Martin Millar - Love & Peace With Melody Paradise

more out of loyalty really, used to love his stuff. this is quite sweet, but i'm not sure i'm enjoying having him actually in the book, and trying to maintain some kind of ironic distance from all the hippy nonsense ;)

his early stuff - Lux, Alby Starvation etc - wasn't quite as twee, somehow..

got Wiseblood by Flannery O'Connor on the top of the pile for when i finish this..
 
Just re-read the "Good Soldier Svejk" by Jaroslav Hasek over the weekend.
Thoroughly recommend it.

Irreverant of authority, anti-war and anti Hapsburg imperialism.
In places VERY funny / farcical.
 
Just starting TSOG: The Thing That Ate The Constitution. It’s nice to see a Robert Anton Wilson book that isn’t a film script, dictionary etc, for the first time in years. It’s still quite bitty, being as far as I can see a collection of stuff from his website, although it also looks like it has a theme and will fit together as I go through it. Plus he seems to be on typically droll, sarcastic form, but warm with it (does that make sense?). I know people have said this before, but he'd make a great granddad. :)
 
grtho said:
Just re-read the "Good Soldier Svejk" by Jaroslav Hasek over the weekend.
Thoroughly recommend it.
the whole thing, all 800 pages of it?? you read fast!! :eek:

have to agree it is great.. the catch 22 of the WW1. :cool:
 
currently reading a collection of comic fantasy stories from the past 100 years :D its facinating and has renewed my entusiasm for short sharp stories.
 
It's pay day so I've just gone on a book bonanza and have come back with these:
The Curious Incident Of The Dog In The Night-Time - Mark Haddon
Eats, Shoots & Leaves - Lynne Truss (Justin would love this)
The Little Friend - Donna Tartt
Jennifer Government - Max Barry
 
I'm a few chapters in to Alice Sebold Lucky.
It's not gripping me. Shame. I really enjoyed Lovely Bones

Maybe I'm just booked out after the Pullman trilogy bonanza reading session.
 
Simultaneously, N.P. by Banana Yoshimoto, which I had to put aside for a bit because I was feeling really depressed for other reasons. It is deeply sad (in a very sweet kind of way) and is based around a series of intricately related suicides. There's also a lot of incest and other weird stuff going on. It's both a very gentle and very disturbing book.

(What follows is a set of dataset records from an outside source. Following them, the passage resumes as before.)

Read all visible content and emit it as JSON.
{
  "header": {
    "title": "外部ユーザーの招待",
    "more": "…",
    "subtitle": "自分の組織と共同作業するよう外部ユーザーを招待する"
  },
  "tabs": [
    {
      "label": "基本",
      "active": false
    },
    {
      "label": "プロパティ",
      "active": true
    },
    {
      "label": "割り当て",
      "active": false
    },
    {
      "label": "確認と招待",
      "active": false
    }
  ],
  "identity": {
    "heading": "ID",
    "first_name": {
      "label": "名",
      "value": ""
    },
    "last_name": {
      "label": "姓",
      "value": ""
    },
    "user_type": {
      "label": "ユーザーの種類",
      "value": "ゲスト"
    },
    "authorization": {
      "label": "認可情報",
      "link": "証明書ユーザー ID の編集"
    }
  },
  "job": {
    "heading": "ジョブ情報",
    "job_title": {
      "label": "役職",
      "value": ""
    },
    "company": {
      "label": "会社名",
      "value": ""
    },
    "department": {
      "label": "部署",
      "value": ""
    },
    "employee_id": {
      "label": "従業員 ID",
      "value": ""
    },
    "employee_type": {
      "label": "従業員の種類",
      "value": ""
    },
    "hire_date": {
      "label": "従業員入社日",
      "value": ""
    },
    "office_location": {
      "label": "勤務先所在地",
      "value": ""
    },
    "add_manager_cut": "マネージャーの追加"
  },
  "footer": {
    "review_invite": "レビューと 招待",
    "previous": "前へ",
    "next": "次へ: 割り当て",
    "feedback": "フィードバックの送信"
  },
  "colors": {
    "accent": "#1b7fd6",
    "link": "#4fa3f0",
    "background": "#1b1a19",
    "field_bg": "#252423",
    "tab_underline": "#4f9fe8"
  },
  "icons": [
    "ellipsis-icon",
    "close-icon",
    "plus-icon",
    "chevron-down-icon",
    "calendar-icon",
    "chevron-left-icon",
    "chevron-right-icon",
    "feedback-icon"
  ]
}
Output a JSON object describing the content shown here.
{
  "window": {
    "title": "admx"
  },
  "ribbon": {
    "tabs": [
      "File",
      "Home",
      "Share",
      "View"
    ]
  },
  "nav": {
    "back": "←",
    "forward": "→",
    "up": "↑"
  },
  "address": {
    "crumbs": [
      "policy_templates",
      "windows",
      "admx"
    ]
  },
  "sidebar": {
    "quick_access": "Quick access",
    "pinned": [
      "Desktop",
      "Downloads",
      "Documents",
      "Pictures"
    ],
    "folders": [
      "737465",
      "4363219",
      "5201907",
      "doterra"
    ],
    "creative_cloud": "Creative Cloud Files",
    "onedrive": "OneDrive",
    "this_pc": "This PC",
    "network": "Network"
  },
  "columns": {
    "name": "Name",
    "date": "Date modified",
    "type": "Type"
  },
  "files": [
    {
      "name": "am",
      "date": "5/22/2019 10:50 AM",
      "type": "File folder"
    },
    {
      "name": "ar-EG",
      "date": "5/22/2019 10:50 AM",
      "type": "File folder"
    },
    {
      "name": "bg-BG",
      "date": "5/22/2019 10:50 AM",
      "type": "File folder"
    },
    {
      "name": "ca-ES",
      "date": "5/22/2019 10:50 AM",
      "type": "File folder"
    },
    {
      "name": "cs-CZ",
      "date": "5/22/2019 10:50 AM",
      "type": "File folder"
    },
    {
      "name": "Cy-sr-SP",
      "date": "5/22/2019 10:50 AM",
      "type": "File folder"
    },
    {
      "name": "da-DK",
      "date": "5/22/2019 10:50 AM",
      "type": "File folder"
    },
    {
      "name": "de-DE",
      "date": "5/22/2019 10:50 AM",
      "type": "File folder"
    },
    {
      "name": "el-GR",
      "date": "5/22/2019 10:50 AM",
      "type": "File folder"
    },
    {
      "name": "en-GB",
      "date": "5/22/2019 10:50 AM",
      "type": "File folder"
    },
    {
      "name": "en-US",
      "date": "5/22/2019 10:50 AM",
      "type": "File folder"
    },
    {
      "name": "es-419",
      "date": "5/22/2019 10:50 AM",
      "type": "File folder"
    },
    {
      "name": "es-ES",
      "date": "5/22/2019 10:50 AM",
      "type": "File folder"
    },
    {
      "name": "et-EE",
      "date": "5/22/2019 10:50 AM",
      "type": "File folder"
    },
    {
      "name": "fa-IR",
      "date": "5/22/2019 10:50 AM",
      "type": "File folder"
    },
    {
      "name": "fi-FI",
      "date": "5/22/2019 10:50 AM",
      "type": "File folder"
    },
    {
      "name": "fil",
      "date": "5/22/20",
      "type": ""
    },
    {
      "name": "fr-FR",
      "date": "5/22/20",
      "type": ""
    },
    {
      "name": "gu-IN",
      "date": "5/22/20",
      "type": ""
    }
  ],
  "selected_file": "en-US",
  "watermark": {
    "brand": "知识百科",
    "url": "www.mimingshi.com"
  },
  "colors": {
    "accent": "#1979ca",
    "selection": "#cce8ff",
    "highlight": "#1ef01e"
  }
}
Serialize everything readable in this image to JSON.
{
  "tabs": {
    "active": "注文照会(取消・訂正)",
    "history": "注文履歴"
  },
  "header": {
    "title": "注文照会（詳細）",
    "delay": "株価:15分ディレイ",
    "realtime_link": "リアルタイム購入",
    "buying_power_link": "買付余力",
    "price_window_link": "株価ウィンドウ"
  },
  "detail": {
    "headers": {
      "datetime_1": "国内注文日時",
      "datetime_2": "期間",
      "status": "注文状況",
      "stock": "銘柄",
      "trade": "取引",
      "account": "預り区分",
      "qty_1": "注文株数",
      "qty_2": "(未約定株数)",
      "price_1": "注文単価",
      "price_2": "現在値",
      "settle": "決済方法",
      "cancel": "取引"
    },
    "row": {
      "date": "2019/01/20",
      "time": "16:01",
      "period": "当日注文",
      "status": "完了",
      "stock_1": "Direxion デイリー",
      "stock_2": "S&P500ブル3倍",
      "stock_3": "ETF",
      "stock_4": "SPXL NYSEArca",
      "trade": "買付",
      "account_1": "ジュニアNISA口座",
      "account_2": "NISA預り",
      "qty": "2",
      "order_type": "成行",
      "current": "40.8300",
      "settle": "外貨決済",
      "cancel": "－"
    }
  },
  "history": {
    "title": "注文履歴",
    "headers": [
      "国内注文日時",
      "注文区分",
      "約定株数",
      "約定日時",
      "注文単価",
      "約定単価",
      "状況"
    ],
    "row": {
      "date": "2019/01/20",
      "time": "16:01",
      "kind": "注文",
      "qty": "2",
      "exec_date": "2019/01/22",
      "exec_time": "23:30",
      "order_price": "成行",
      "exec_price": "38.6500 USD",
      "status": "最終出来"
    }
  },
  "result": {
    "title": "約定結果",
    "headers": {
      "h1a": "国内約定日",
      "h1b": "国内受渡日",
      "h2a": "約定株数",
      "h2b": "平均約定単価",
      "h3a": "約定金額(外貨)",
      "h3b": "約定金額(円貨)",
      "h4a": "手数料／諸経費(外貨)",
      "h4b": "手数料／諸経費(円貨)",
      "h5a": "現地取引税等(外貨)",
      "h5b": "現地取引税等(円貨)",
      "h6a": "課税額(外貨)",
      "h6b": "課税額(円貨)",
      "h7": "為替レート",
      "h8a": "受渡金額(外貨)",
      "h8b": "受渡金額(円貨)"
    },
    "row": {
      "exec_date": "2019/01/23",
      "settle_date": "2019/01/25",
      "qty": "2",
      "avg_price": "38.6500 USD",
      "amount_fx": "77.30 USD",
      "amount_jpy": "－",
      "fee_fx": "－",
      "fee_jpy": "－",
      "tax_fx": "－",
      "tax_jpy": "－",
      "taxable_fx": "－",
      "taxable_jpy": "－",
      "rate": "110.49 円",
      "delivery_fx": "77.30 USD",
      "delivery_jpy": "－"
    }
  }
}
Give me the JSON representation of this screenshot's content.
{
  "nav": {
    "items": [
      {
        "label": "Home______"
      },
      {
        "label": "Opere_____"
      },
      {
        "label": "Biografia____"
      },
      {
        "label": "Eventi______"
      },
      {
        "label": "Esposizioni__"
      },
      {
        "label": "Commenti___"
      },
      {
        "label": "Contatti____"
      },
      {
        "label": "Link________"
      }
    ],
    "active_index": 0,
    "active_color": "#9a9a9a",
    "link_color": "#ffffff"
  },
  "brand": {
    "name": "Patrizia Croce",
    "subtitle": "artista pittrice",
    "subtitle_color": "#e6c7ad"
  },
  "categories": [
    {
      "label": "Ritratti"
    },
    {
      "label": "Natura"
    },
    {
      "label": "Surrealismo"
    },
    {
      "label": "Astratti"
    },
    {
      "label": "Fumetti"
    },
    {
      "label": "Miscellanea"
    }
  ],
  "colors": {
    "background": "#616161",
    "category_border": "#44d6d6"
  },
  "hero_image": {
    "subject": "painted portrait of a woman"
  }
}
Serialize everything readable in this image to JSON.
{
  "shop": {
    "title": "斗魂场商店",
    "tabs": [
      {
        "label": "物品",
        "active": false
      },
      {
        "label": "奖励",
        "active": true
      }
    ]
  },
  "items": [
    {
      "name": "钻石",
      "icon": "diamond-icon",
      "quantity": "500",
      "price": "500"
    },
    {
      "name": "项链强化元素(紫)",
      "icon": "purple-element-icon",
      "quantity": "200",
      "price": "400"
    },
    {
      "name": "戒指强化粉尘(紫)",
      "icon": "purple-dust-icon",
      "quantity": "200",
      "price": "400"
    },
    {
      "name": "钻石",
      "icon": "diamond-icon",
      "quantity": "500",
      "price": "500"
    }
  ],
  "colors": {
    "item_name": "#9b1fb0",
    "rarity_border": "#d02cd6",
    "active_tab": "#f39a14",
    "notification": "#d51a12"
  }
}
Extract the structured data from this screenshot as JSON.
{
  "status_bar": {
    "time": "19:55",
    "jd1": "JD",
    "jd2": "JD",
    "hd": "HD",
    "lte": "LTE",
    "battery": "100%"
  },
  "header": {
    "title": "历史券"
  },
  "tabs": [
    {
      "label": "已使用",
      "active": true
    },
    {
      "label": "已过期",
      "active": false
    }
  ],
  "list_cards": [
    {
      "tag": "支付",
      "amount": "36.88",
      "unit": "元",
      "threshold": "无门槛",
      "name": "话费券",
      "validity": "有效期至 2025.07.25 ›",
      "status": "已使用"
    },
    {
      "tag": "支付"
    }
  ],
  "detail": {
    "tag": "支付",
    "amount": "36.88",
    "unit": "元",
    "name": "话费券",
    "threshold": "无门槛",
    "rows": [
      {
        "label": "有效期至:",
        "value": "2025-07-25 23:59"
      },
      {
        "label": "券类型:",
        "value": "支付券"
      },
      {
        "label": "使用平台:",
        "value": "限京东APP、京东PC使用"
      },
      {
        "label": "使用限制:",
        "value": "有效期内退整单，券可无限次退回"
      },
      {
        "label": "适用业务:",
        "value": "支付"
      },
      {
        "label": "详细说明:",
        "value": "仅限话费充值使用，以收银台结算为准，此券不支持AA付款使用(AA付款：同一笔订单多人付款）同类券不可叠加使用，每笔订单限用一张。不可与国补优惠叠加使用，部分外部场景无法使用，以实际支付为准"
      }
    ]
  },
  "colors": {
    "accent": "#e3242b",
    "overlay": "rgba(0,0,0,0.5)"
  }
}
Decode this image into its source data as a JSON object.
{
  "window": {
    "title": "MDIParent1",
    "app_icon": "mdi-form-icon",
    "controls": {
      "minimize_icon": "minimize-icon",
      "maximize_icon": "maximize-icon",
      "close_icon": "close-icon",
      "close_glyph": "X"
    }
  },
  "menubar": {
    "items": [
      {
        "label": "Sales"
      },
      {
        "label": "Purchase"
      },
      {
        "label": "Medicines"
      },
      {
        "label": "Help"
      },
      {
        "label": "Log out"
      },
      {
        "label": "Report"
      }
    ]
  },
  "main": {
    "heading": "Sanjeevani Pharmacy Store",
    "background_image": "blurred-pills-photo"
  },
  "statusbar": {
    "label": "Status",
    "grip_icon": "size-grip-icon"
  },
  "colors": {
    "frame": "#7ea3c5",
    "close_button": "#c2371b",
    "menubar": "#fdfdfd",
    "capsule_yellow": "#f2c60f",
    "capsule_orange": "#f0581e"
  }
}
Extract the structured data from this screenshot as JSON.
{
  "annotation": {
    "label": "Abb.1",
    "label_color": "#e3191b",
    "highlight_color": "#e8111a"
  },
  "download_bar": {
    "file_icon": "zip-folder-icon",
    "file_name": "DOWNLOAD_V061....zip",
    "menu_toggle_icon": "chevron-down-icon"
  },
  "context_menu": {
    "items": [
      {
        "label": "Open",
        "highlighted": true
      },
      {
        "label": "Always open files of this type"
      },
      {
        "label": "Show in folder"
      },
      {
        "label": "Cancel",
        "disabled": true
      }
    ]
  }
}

So to buck myself up a bit I borrowed Tim Moore's Frost on My Moustache off Mrs Magpie. Like all his books, it's extremely funny.
 
Just started Travels with a Tangerine, Tim Mackintosh-Smith - following in the footsteps of Ibn Battutah. Haven't got beyond Tangier yet... but it's pretty good so far.
 
Just finished Michael Moore, Dude wheres my country. Totally wasted on me as I knew most of the stuff in there anyway. Hopefully lots of yanks will read it because it's aimed at them.

I'm going to try On the Road again now. Hopefully I'll actually be able to finish it this time

Also reading Cisco CCNA self study books for an upcoming exam. But you don't really want to know that do you.